If the therapist feels the sting of increased rates, they should raise their own prices to keep up, even on long-term clients. This will assist them in avoiding a much higher price hike in the future, which may appear unjust to customers.
Of course, inflation is not the only factor influencing freelancer pricing rises. A designer who has recently won a major prize for a campaign she created for Apple should not limit her pricing hikes to the rate of inflation. Rather, she should think about supply and demand in a broader sense.
Consider a roofer who is installing a new roof: If they’d bid on a project in March 2020, the cost of lumber would have been roughly $785 per 1000 board feet.
If the project took many months to complete, those same 1000 feet would cost approximately $1700, or more than twice as much! If the roofer fails to include a condition in his offer to account for material price increases, he may wind up losing money on the contract.

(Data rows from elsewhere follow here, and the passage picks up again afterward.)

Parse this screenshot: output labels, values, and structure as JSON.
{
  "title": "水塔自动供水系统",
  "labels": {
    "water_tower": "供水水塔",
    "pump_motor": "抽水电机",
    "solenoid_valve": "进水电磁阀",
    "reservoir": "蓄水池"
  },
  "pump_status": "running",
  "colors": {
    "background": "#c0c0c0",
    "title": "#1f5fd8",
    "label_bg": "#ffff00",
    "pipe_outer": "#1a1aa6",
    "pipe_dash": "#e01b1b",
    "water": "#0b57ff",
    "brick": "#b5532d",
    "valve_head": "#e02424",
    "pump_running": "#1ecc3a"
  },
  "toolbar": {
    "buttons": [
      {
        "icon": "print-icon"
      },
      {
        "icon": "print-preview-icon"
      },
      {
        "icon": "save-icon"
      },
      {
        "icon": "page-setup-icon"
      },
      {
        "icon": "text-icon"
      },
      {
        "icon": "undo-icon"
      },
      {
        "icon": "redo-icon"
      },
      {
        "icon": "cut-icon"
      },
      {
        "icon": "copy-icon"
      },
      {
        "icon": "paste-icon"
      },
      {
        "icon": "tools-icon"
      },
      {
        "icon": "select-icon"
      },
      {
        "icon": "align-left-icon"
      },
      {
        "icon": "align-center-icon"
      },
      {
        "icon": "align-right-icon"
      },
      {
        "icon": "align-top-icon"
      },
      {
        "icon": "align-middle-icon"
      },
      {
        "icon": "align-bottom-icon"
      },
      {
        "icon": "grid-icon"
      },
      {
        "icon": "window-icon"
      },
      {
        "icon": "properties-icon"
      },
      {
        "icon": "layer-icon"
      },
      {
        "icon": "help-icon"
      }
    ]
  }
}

It is critical to protect oneself from rising prices in the event of project delays during periods of high price uncertainty.
Consider an entrepreneur who owns a pop-up restaurant or a cloud kitchen. The owner was prudent enough to obtain insurance, but she failed to increase her coverage in order to keep up with inflation.

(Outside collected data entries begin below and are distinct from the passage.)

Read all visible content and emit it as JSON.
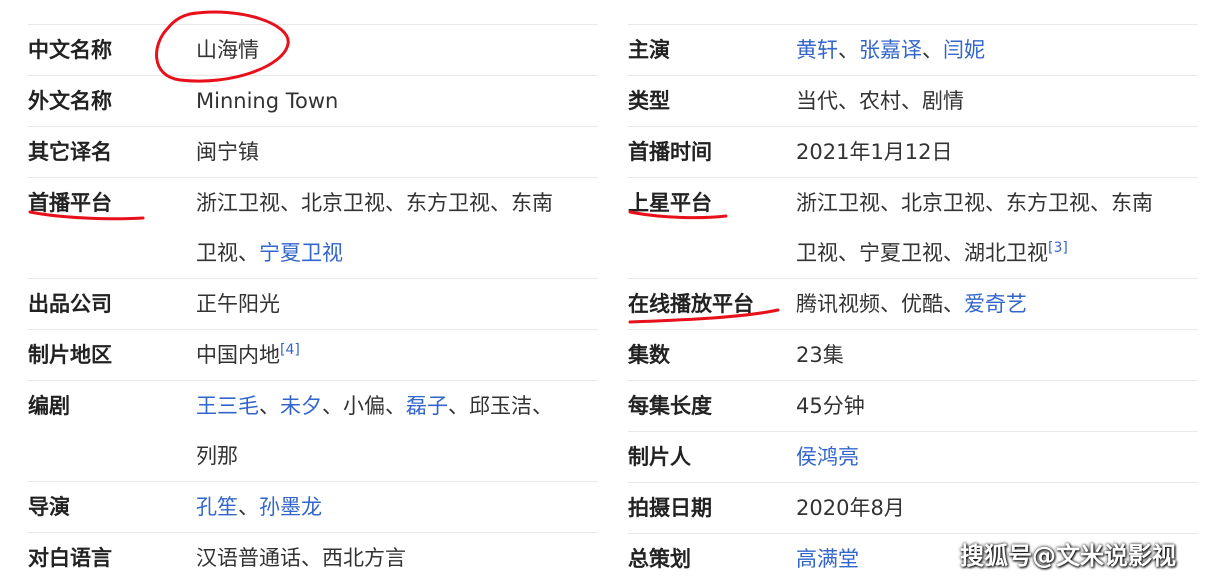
{
  "left": {
    "r1": {
      "label": "中文名称",
      "value": "山海情"
    },
    "r2": {
      "label": "外文名称",
      "value": "Minning Town"
    },
    "r3": {
      "label": "其它译名",
      "value": "闽宁镇"
    },
    "r4": {
      "label": "首播平台",
      "v1": "浙江卫视、北京卫视、东方卫视、东南",
      "v2": "卫视、",
      "v2link": "宁夏卫视"
    },
    "r5": {
      "label": "出品公司",
      "value": "正午阳光"
    },
    "r6": {
      "label": "制片地区",
      "value": "中国内地",
      "ref": "[4]"
    },
    "r7": {
      "label": "编剧",
      "l1": "王三毛",
      "s1": "、",
      "l2": "未夕",
      "s2": "、小偏、",
      "l3": "磊子",
      "s3": "、邱玉洁、",
      "v2": "列那"
    },
    "r8": {
      "label": "导演",
      "l1": "孔笙",
      "s1": "、",
      "l2": "孙墨龙"
    },
    "r9": {
      "label": "对白语言",
      "value": "汉语普通话、西北方言"
    }
  },
  "right": {
    "r1": {
      "label": "主演",
      "l1": "黄轩",
      "s1": "、",
      "l2": "张嘉译",
      "s2": "、",
      "l3": "闫妮"
    },
    "r2": {
      "label": "类型",
      "value": "当代、农村、剧情"
    },
    "r3": {
      "label": "首播时间",
      "value": "2021年1月12日"
    },
    "r4": {
      "label": "上星平台",
      "v1": "浙江卫视、北京卫视、东方卫视、东南",
      "v2": "卫视、宁夏卫视、湖北卫视",
      "ref": "[3]"
    },
    "r5": {
      "label": "在线播放平台",
      "v1": "腾讯视频、优酷、",
      "l1": "爱奇艺"
    },
    "r6": {
      "label": "集数",
      "value": "23集"
    },
    "r7": {
      "label": "每集长度",
      "value": "45分钟"
    },
    "r8": {
      "label": "制片人",
      "l1": "侯鸿亮"
    },
    "r9": {
      "label": "拍摄日期",
      "value": "2020年8月"
    },
    "r10": {
      "label": "总策划",
      "l1": "高满堂"
    }
  },
  "watermark": "搜狐号@文米说影视",
  "colors": {
    "link": "#3366cc",
    "annotation": "#e8101a"
  }
}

As a result, when a pick-up truck driver stumbled on a wet floor and shattered his leg, the medical coverage was no longer enough. It could barely cover half of the hospital fees, requiring the entrepreneur to take out costly loans to cover the remainder.
Given the escalating cost of insurance, company owners should examine their coverage on a yearly basis.
4. Personalized Inflation
Inflation affects different types of freelancers differently. The roofer faced skyrocketing lumber prices in the summer, which have since dropped, while drivers are facing significantly higher gas prices in the fall and winter.
Given these inequalities, freelancers must assess their own inflation risk. They should investigate pricing patterns for their major expenses, such as lumber, gas, and cleaning supplies. They should then build a strategy for dealing with these higher expenditures based on this individualized approach to inflation.
In the United States, we don’t experience inflation, at least not in our everyday lives, so it’s simple to dismiss. However, if you fail to account for inflation in your business, you will be far more likely to suffer the effects.
Because of their inadequate safety net, freelancers are particularly vulnerable to the money illusion, which is why you should take action to combat inflation before it’s too late.